I can't sleep at night, my can't stand still. It's the thoughts of lonely times that keep my eyes focused on the me I wished to be.
I held on tight thinking the message that escapes the air waves that framed the wall inside the bleeding heart that could not see the me I wish to be.
The day has been long and night is screaming through, it's me, it's me, you know the person i wish to be.
I sleep alone, my mind it cannot be, I won't let go of the me I desired to be, I allow the darkness into the me I wished to be. I escaped the light that exposed the heart, mind, and soul of the me I shall never be.

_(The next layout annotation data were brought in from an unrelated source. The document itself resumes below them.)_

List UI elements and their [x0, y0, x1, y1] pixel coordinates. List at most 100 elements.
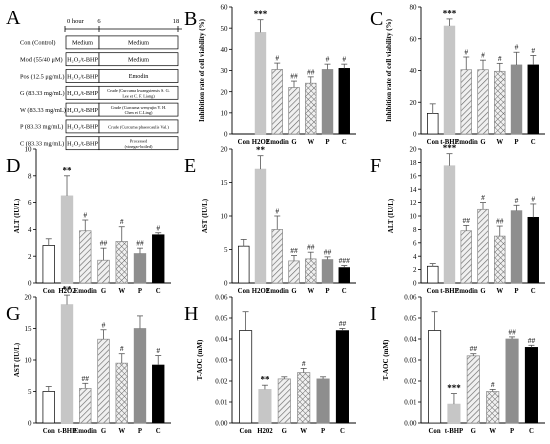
significance-marker: *** [254, 9, 268, 19]
y-tick-label: 40 [410, 67, 418, 75]
significance-marker: *** [447, 383, 461, 393]
y-tick-label: 15 [221, 179, 229, 187]
row-group-label: G (83.33 mg/mL) [20, 90, 65, 97]
x-tick-label: C [156, 428, 161, 435]
schedule-row: G (83.33 mg/mL) H₂O₂/t-BHP Crude (Curcuma … [20, 85, 179, 100]
significance-marker: # [481, 193, 485, 202]
bar-t-bhp [443, 165, 456, 284]
treatment-box [98, 52, 179, 67]
x-tick-label: W [300, 428, 307, 435]
y-tick-label: 8 [28, 172, 32, 180]
y-tick-label: 0.05 [215, 315, 228, 323]
bar-g [97, 338, 110, 424]
x-tick-label: Con [238, 288, 250, 295]
x-tick-label: Con [43, 288, 55, 295]
bar-p [133, 253, 147, 284]
significance-marker: # [515, 43, 519, 52]
x-tick-label: C [529, 428, 534, 435]
y-tick-label: 80 [410, 4, 418, 12]
significance-marker: # [491, 380, 495, 389]
y-tick-label: 10 [221, 109, 229, 117]
y-axis-label: ALT (IU/L) [13, 198, 21, 233]
significance-marker: ** [260, 375, 270, 385]
y-tick-label: 0.00 [215, 420, 228, 428]
y-tick-label: 0.00 [404, 420, 417, 428]
significance-marker: ## [470, 344, 478, 353]
significance-marker: ## [307, 67, 315, 76]
x-tick-label: t-BHP [58, 428, 77, 435]
y-tick-label: 18 [410, 159, 418, 167]
schedule-row: Pos (12.5 μg/mL) H₂O₂/t-BHP Emodin [20, 69, 179, 83]
y-axis-label: AST (IU/L) [13, 342, 21, 377]
bar-c [338, 68, 350, 135]
x-tick-label: Con [427, 139, 439, 146]
row-group-label: C (83.33 mg/mL) [20, 141, 64, 148]
y-tick-label: 10 [410, 213, 418, 221]
x-tick-label: W [496, 288, 503, 295]
x-tick-label: C [342, 139, 347, 146]
significance-marker: # [515, 196, 519, 205]
bar-g [97, 259, 110, 284]
bar-emodin [460, 69, 472, 135]
bar-g [288, 260, 300, 284]
treatment-label: Medium [128, 56, 149, 63]
x-tick-label: C [342, 288, 347, 295]
timeline-label-6: 6 [97, 18, 101, 25]
pretreat-label: H₂O₂/t-BHP [67, 141, 98, 148]
x-tick-label: Emodin [266, 139, 289, 146]
bar-c [524, 347, 538, 424]
significance-marker: *** [443, 8, 457, 18]
bar-t-bhp [443, 25, 456, 135]
bar-g [477, 208, 489, 284]
x-tick-label: G [291, 139, 297, 146]
bar-c [527, 64, 539, 135]
significance-marker: ## [339, 319, 347, 328]
x-tick-label: C [531, 288, 536, 295]
bar-con [239, 330, 253, 424]
bar-t-bhp [60, 304, 74, 424]
panel-letter: I [370, 303, 377, 325]
y-tick-label: 40 [221, 46, 229, 54]
chart-panel-f: F 0 2 4 6 8 10 12 14 16 18 20 ALT (IU/L) Con *** t-BHP #… [370, 143, 545, 295]
y-tick-label: 2 [28, 253, 32, 261]
y-tick-label: 0.02 [215, 378, 228, 386]
x-tick-label: G [471, 428, 477, 435]
x-tick-label: W [118, 428, 125, 435]
x-tick-label: G [480, 139, 486, 146]
y-tick-label: 0.04 [404, 336, 417, 344]
x-tick-label: P [138, 428, 142, 435]
panel-letter: H [184, 303, 198, 325]
bar-p [505, 338, 519, 424]
y-tick-label: 8 [413, 226, 417, 234]
y-tick-label: 20 [25, 294, 33, 302]
treatment-box [98, 102, 179, 117]
bar-c [152, 234, 165, 284]
panel-a-schematic: A 0 hour 6 18 Con (Control) Medium MediumM… [6, 7, 182, 151]
y-tick-label: 0 [28, 280, 32, 288]
bar-g [466, 355, 480, 424]
y-tick-label: 60 [221, 4, 229, 12]
y-tick-label: 0.04 [215, 336, 228, 344]
y-tick-label: 0.03 [404, 357, 417, 365]
x-tick-label: t-BHP [440, 288, 459, 295]
significance-marker: ## [508, 327, 516, 336]
significance-marker: ## [528, 336, 536, 345]
y-tick-label: 0.01 [215, 399, 228, 407]
treatment-label: (vinegar-boiled) [125, 144, 153, 149]
significance-marker: ## [324, 247, 332, 256]
bar-h2o2 [254, 32, 267, 135]
significance-marker: ## [496, 217, 504, 226]
y-tick-label: 20 [221, 146, 229, 154]
bar-p [510, 64, 523, 135]
x-tick-label: G [282, 428, 288, 435]
y-axis-label: Inhibition rate of cell viability (%) [198, 18, 206, 122]
x-tick-label: C [156, 288, 161, 295]
bar-w [494, 70, 506, 135]
x-tick-label: W [496, 139, 503, 146]
bar-c [527, 216, 539, 284]
treatment-label: Medium [128, 40, 149, 47]
bar-con [42, 391, 55, 424]
treatment-label: Emodin [129, 73, 149, 80]
treatment-box [98, 119, 179, 134]
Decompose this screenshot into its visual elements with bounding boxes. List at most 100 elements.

This may seem like mercurial person that wrote the above conglomeration of words. The truth however is this was written one night by a 14 year old searching for his place in a world that even his dreams could not see. Allow me to explain and share some wisdom that will be applicable to life as we know it today.

We only have one life to live, yet that one life is enough when we choose to live it. I have said often that to live is the rarest thing, most of us simply exist. The mere existence of our being though provides a measure of hope as we attempt to carve out our place in society. We should never laugh at the dreams of others because it may be all they have. Man's search for meaning transcends so much more than the surface battles we allow to identify who we are.

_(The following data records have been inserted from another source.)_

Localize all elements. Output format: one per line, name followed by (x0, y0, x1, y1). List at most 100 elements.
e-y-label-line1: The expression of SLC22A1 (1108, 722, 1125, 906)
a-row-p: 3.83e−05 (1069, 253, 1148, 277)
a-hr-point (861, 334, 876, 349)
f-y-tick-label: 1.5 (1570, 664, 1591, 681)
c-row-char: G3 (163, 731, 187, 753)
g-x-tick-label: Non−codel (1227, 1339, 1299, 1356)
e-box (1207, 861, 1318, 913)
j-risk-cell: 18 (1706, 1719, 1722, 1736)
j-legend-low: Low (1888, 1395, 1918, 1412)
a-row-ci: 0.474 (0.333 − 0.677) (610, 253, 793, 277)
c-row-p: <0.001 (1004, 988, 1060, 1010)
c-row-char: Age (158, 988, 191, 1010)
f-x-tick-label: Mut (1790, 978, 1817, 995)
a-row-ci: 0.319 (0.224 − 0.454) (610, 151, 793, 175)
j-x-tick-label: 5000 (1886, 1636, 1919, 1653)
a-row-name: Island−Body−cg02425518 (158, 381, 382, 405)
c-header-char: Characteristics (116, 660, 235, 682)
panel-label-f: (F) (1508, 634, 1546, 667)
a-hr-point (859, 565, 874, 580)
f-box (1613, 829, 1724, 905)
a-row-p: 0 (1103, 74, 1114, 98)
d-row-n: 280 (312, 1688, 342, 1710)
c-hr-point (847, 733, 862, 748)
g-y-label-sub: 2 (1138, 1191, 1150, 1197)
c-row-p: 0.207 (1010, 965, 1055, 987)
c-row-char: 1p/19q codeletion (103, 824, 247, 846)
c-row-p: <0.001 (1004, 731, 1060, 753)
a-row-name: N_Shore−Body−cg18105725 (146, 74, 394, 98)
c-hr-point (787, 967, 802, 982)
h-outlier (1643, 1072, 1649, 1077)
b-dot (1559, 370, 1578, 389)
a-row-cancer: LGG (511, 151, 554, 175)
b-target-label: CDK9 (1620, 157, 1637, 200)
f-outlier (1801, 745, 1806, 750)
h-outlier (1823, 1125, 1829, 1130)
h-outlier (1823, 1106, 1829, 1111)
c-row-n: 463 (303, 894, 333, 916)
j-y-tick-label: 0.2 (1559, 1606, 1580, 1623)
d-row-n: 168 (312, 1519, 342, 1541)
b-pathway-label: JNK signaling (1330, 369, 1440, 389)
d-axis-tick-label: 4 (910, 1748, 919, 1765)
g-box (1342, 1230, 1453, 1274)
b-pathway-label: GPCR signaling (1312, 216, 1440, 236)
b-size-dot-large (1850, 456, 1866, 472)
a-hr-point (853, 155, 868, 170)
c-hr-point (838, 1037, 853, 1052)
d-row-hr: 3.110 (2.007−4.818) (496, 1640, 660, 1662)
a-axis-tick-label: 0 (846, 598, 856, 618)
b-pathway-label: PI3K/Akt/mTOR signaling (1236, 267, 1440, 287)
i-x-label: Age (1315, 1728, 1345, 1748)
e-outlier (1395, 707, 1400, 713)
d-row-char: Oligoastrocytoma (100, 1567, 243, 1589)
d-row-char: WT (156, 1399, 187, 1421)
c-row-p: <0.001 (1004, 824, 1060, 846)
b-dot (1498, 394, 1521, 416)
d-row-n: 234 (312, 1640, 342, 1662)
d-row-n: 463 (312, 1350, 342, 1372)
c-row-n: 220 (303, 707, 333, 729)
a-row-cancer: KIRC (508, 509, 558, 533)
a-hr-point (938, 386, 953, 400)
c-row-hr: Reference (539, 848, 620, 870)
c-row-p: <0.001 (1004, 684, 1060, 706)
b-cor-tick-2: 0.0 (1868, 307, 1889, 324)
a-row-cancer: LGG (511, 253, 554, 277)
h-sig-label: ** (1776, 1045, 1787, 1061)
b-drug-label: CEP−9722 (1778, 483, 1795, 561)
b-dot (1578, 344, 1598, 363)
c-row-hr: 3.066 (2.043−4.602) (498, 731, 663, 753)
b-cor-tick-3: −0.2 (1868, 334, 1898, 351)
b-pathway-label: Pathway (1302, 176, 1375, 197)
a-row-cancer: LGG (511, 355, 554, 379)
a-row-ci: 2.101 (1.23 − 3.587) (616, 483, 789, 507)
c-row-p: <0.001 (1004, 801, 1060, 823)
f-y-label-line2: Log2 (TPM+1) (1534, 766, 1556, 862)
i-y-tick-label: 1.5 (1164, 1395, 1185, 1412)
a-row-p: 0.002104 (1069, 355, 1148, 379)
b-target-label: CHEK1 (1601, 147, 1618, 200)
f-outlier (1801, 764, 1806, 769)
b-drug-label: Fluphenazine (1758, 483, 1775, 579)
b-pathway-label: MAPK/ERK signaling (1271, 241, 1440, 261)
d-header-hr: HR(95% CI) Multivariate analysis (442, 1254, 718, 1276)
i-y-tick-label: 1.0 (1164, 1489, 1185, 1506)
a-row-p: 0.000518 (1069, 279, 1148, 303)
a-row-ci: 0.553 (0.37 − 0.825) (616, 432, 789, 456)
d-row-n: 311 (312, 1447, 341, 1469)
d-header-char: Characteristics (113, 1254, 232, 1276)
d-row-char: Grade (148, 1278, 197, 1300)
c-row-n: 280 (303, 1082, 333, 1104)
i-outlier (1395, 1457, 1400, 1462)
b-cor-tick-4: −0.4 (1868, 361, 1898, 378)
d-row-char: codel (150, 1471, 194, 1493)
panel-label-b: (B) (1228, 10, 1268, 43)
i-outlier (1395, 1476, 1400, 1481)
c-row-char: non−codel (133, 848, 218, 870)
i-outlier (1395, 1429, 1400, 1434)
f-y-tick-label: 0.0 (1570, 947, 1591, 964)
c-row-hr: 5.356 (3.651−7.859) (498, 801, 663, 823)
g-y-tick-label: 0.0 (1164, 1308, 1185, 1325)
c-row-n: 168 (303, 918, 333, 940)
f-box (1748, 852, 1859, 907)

In the words of a 14 year old, we see his subtle desire to get to know the person that encapsulates the human vessel he possess. You see the ebb and flow, the peaks and valleys of youthful emotions. Who am I, what am I, or what will I ever be. He can't escape the me he wished to be, but he can give up on the me that shall never be.

There is so much wisdom in that short synopsis of life. It isn't what others see in us that matters, it is what we see in ourselves. This young man was surrounded by nature in a beautiful way, yet it was the human warmth he sought to complete the person he so deeply hoped to be. Here is a valuable lesson. We can never be the person we were born to be when we spend our lives trying to be someone else. We were born to stand out yet we work so hard to fit in. The deepest most profound desire known to humanity, is to find, sing, and share the melody that God so graciously placed inside us. That will always be a life long journey. During that trek over rugged terrain many along the way will adjust the dial so as to play a tune that fits their life more than it does yours. That brings to mind a lovely song by Joe Cocker that goes like this: "what would you do if I sing out of tune, would you stand up and walk out on me".

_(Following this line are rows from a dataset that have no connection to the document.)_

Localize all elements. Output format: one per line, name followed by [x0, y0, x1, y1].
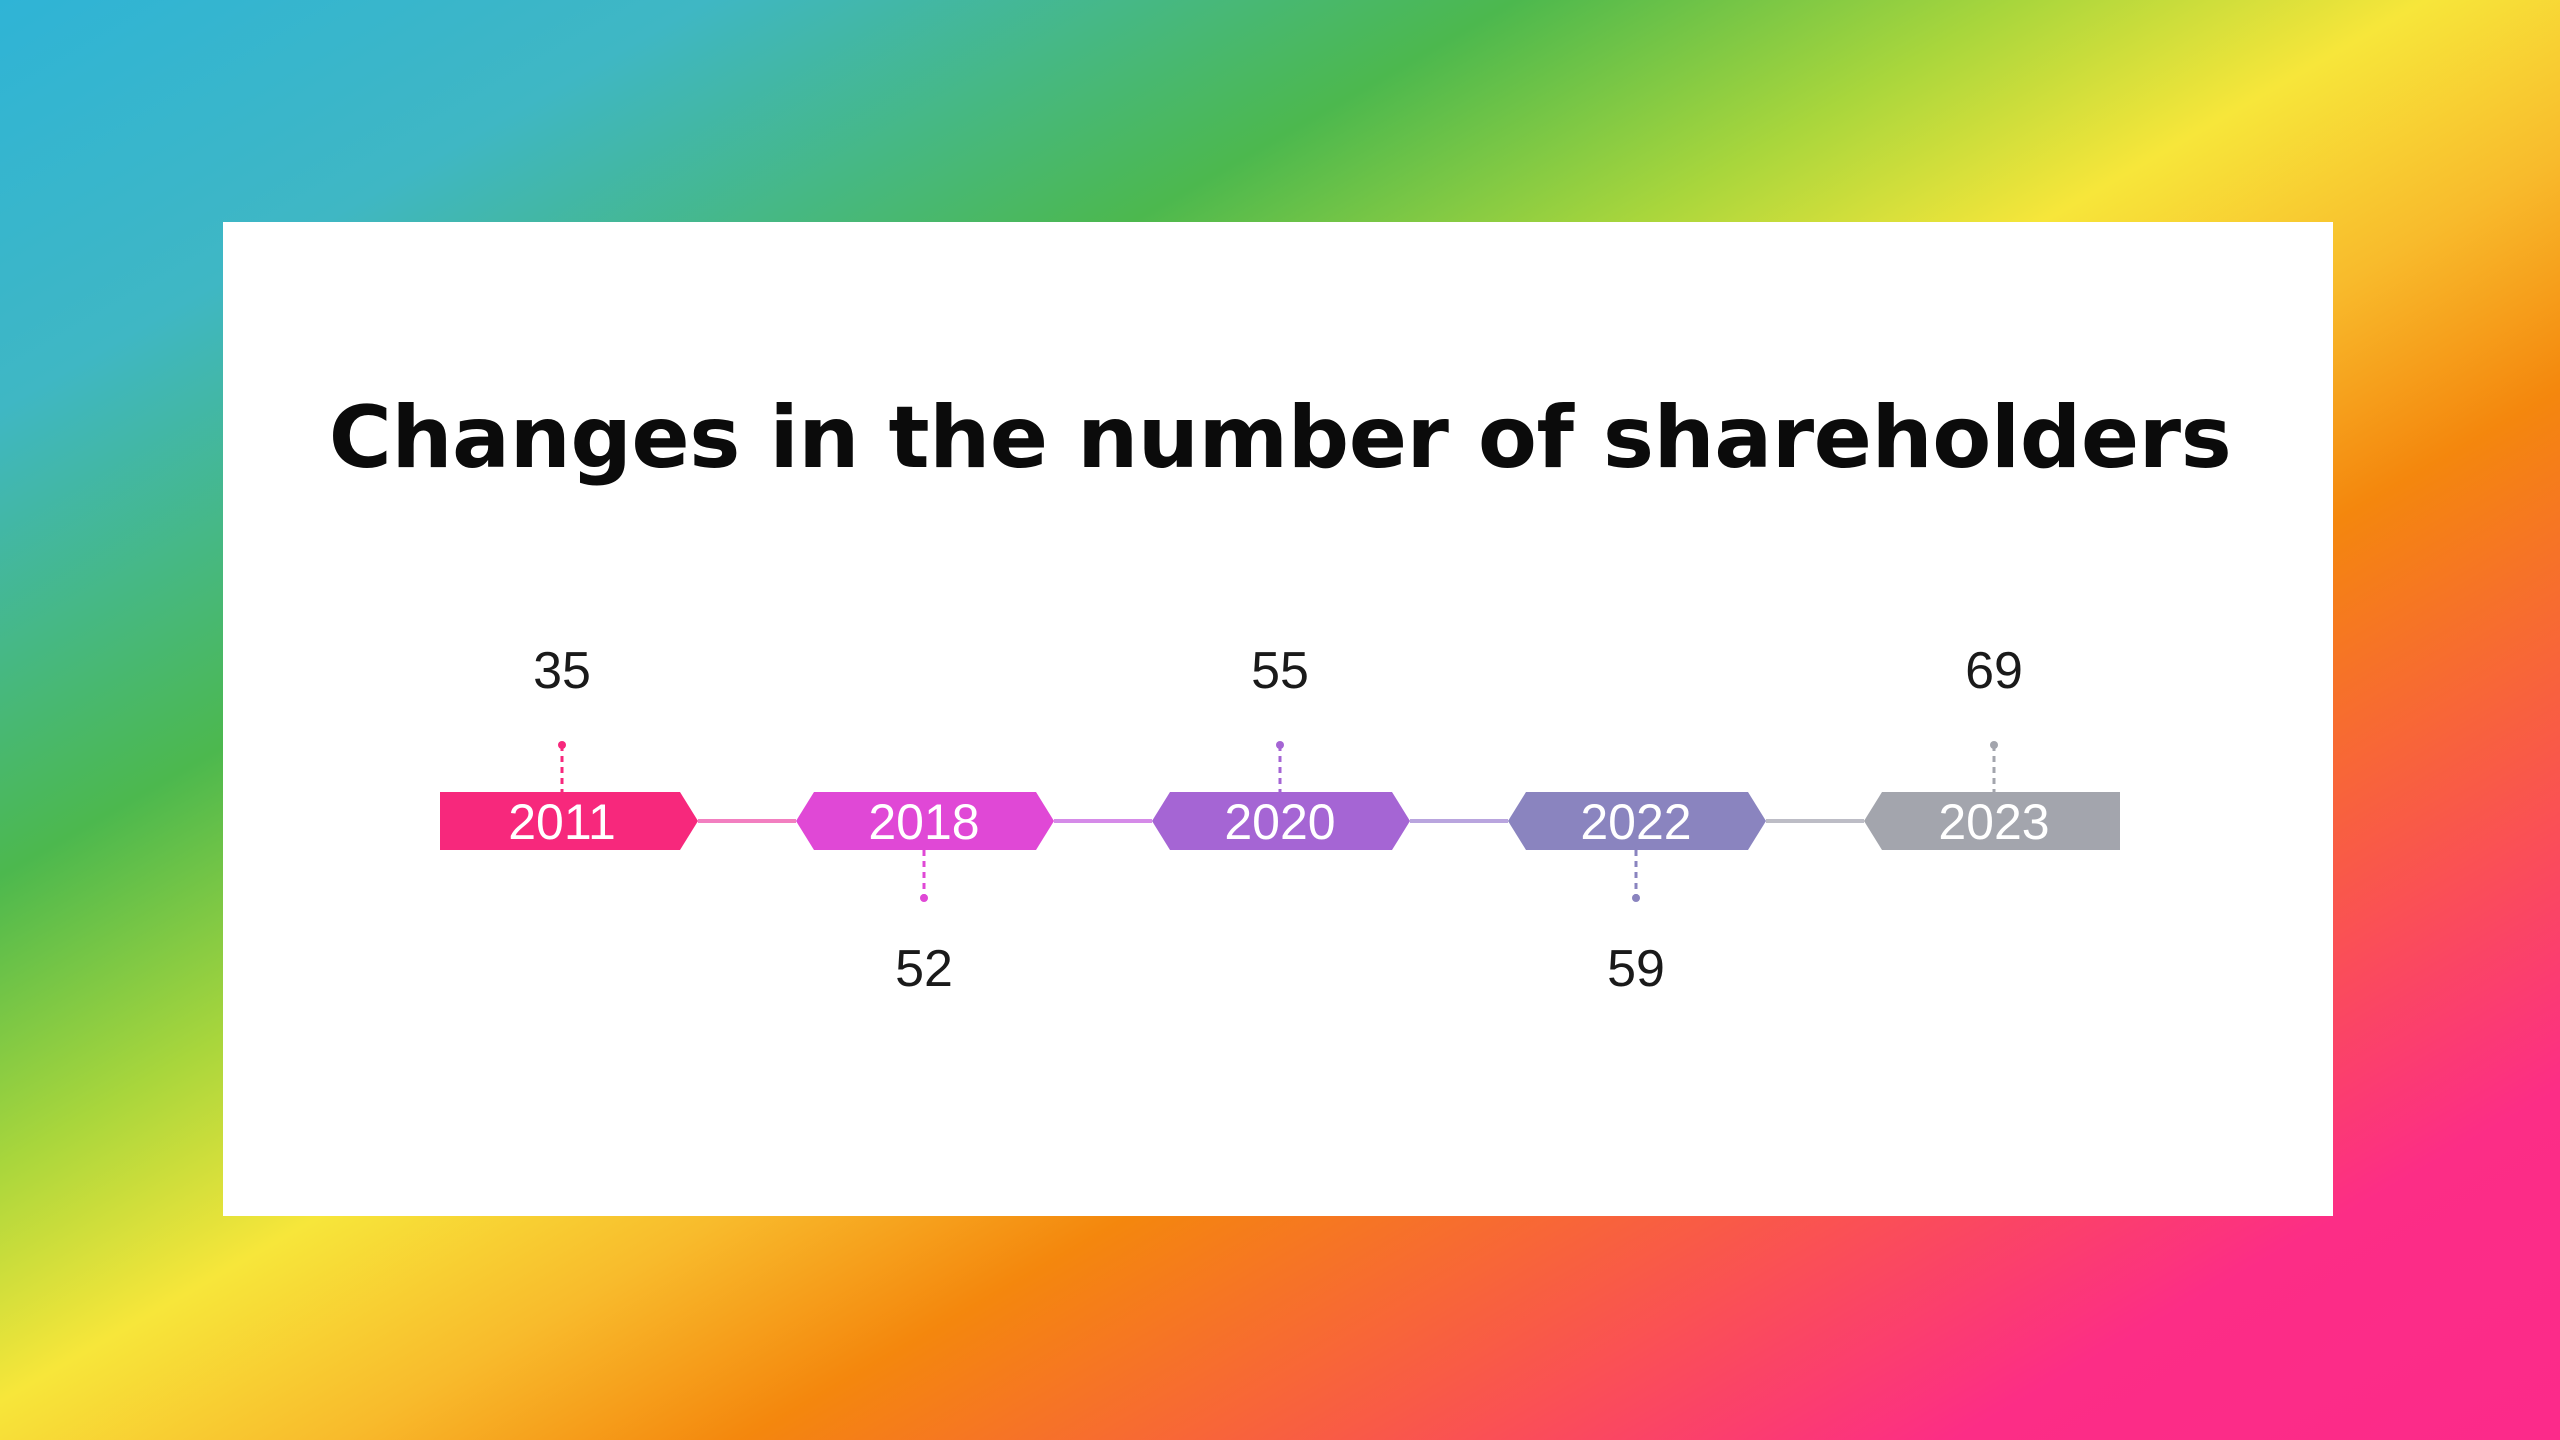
value-stem-dot	[558, 741, 566, 749]
year-label: 2018	[868, 794, 979, 850]
slide-card	[223, 222, 2333, 1216]
shareholder-count-2018: 52	[895, 940, 953, 998]
value-stem-dot	[920, 894, 928, 902]
year-badge-2011	[440, 792, 698, 850]
shareholder-count-2020: 55	[1251, 642, 1309, 700]
year-badge-2022	[1508, 792, 1766, 850]
year-badge-2023	[1864, 792, 2120, 850]
year-badge-2018	[796, 792, 1054, 850]
year-badge-2020	[1152, 792, 1410, 850]
year-label: 2011	[508, 794, 616, 850]
shareholder-count-2011: 35	[533, 642, 591, 700]
value-stem-dot	[1632, 894, 1640, 902]
value-stem-dot	[1276, 741, 1284, 749]
shareholder-count-2023: 69	[1965, 642, 2023, 700]
shareholder-count-2022: 59	[1607, 940, 1665, 998]
year-label: 2023	[1938, 794, 2049, 850]
slide-title: Changes in the number of shareholders	[328, 388, 2232, 488]
year-label: 2022	[1580, 794, 1691, 850]
value-stem-dot	[1990, 741, 1998, 749]
year-label: 2020	[1224, 794, 1335, 850]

As I conclude this deep, rich blog, please recall that line in the song all day. What would you do if I sing out of tune? What would a young man of 14, or lonely middle age woman, or a couple that have grown distant, an elderly person that lost their mate, what would they do when the world around them stands up and walks out because their song is out of tune? Sometimes words are all we have to take our hearts away, yet the people around us only hear the static they choose to hear. Every life, young or hold, rich or poor, has meaning much more than we will ever know. We can however learn to tune our hearts, mind, soul, and yes our ears to the beauty of that around us. It isn't your melody that is out of tune, by the way, it is the person listening with the intent to ignore, when they should be trying to understand. Life is an amazing thing and we all deserve to live a dream. All it takes is believing that we can all sing together in perfect harmony. The wisdom in this little blog was one of hope. Hope in the fact that the me you desire to be is worth a life time pursuit. The music is brighter, crisper, the words are richer, deeper, the moment we accept that the me we desired to be is exactly the person God made me to be.